For his parents none of this comes as any surprise because from a young age it was clear Hjalmar, who hails from the little town Riebeek Kasteel in the Western Cape, was different from his classmates.
“I was mostly just cruising along,” he says of his school career, which he admits was not much of a challenge for him.
“It’s something you had to do, sit through all the years of it,” he adds.
At school, he always had a book with him so he’d have something to read after finishing his schoolwork ahead of his classmates.
“At first it wasn’t so bad, but in Grade 5 it just got so boring. I got 90s for all my maths things, and the rest was pretty much the same – it was too easy,” Hjalmar tells us.
His remarkable academic aptitude spurred his parents, Annette and Heinrich, to start home-schooling their only child from the age of 11.
In three years, Hjalmar completed his Cambridge A-levels, having raced through high school at twice the pace of most learners.
Heinrich, a consultant in the print industry, would spend his mornings teaching his son and the rest of his day working.
“He’s a very good teacher and he is at least partly responsible for where I am now,” Hjalmar says.
The family moved to Pretoria in 2017 after Hjalmar registered for a BSc in physics at UP.
While it was strange not being home-schooled, being at university didn’t feel too overwhelming, he says.
“University was busy – lots of studying but it was fun. I never felt like I was overwhelmed or anything and I never felt out of place.”
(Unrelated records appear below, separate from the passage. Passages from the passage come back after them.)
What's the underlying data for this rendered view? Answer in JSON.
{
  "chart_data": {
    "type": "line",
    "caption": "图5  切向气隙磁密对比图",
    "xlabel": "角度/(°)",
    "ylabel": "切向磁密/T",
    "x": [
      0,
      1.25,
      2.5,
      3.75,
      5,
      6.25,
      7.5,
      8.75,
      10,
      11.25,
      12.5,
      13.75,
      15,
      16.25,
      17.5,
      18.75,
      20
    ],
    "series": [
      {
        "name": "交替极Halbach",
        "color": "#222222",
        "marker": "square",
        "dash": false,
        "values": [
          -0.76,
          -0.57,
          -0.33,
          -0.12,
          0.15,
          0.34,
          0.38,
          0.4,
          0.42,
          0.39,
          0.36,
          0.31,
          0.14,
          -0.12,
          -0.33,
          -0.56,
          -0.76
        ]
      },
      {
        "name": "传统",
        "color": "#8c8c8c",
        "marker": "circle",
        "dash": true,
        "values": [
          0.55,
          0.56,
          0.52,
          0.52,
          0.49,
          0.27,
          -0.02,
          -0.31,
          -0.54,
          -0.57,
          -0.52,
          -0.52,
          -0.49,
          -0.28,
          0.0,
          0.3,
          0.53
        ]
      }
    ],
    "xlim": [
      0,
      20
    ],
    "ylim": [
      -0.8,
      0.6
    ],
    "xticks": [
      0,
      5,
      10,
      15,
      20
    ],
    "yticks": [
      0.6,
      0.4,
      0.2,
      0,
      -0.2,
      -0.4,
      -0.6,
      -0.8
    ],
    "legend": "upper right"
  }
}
Suddenly being surrounded by older kids, and older new friends, also didn’t faze him.
“At that stage I had grown up a bit quicker and I’d always had friends who were older. I fitted in quite well, we were all writing the same exams, and we all had the same woes about how we hated the same subjects and so on,” Hjalmar explains.
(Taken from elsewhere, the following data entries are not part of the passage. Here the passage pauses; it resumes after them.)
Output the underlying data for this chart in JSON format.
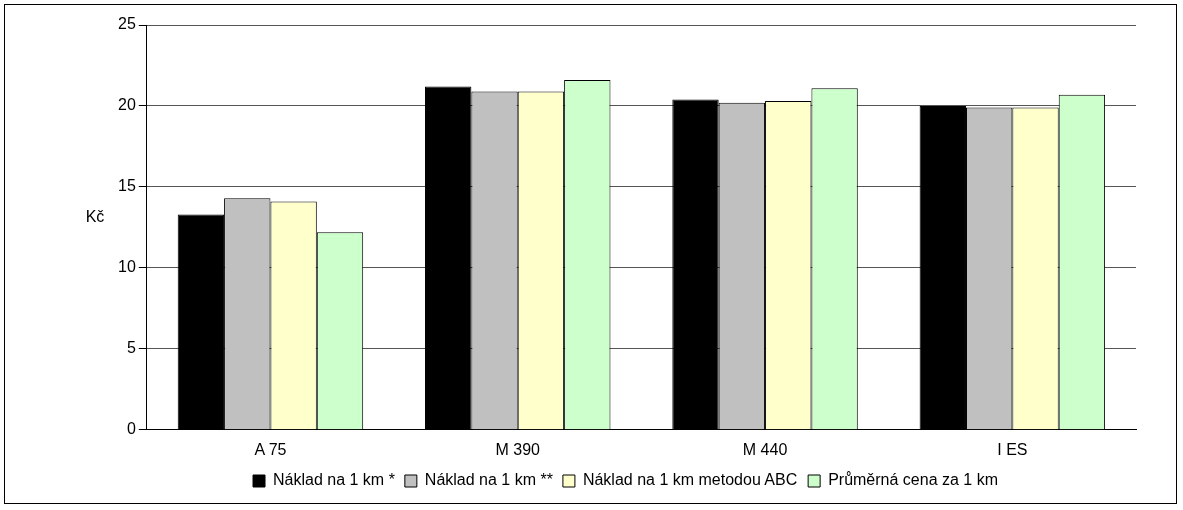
{
  "chart_data": {
    "type": "bar",
    "ylabel": "Kč",
    "categories": [
      "A 75",
      "M 390",
      "M 440",
      "I ES"
    ],
    "series": [
      {
        "name": "Náklad na 1 km *",
        "color": "#000000",
        "values": [
          13.3,
          21.2,
          20.4,
          20.0
        ]
      },
      {
        "name": "Náklad na 1 km **",
        "color": "#c0c0c0",
        "values": [
          14.3,
          20.9,
          20.2,
          19.9
        ]
      },
      {
        "name": "Náklad na 1 km metodou ABC",
        "color": "#ffffcc",
        "values": [
          14.1,
          20.9,
          20.3,
          19.9
        ]
      },
      {
        "name": "Průměrná cena za 1 km",
        "color": "#ccffcc",
        "values": [
          12.2,
          21.6,
          21.1,
          20.7
        ]
      }
    ],
    "ylim": [
      0,
      25
    ],
    "yticks": [
      0,
      5,
      10,
      15,
      20,
      25
    ],
    "grid": "y",
    "legend": "bottom"
  }
}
Peer pressure was never an issue either, he says.
“I would have lunch with them in the cafeteria in the afternoon and we’d study together. I’d have coffee with some friends from maths every now and then so I was part of the social scene, but I would never go out at night or anything like that.”
Hjalmar has steadily kept his eye on his ultimate goal, which is to one day become a physics lecturer – just like his inspiration, the late American physicist Richard Feynman.
“The Feynman lectures are still considered something that every person must read at some stage,” Hjalmar says.
“The whole point is we’re trying to learn as much as possible about how the world works, and if you're learning all of that you can't help but share it. That’s the best part of this whole thing – sharing all this knowledge, [and that’s why] I want to be a lecturer in physics.”
The next step for Hjalmar is a PhD. He’s planning to specialise in quantum information theory, which he says is not really explored in South Africa.
It’s a little like computer science, he explains.
“It deals with how efficiently can you run algorithms and calculate equations. At the moment quantum computers can't do very much, so we are calculating the theory to improve them so we can do more with them.
“Other fields are relying on this one too, so if you advance quantum information theory you're going to do a whole lot for quantum computing in general,” he adds.
“Maybe there’s a big discovery to be made,” he muses, “But at the moment there are a few big questions everyone is hoping to answer and maybe I'm one of the people who’ll contribute to solving one of them.”
For now, he’s working on his master’s degree, occasionally catching up with friends in Pretoria via long WhatsApp calls and having coffee dates with his old school friends from Riebeek Kasteel, where he’s living again.
Despite his many accomplishments, he doesn’t consider himself a whizz-kid or a genius.
“I do find physics a bit easier than a lot of people, but I prefer to be humble because physics is a very humbling field,” Hjalmar says.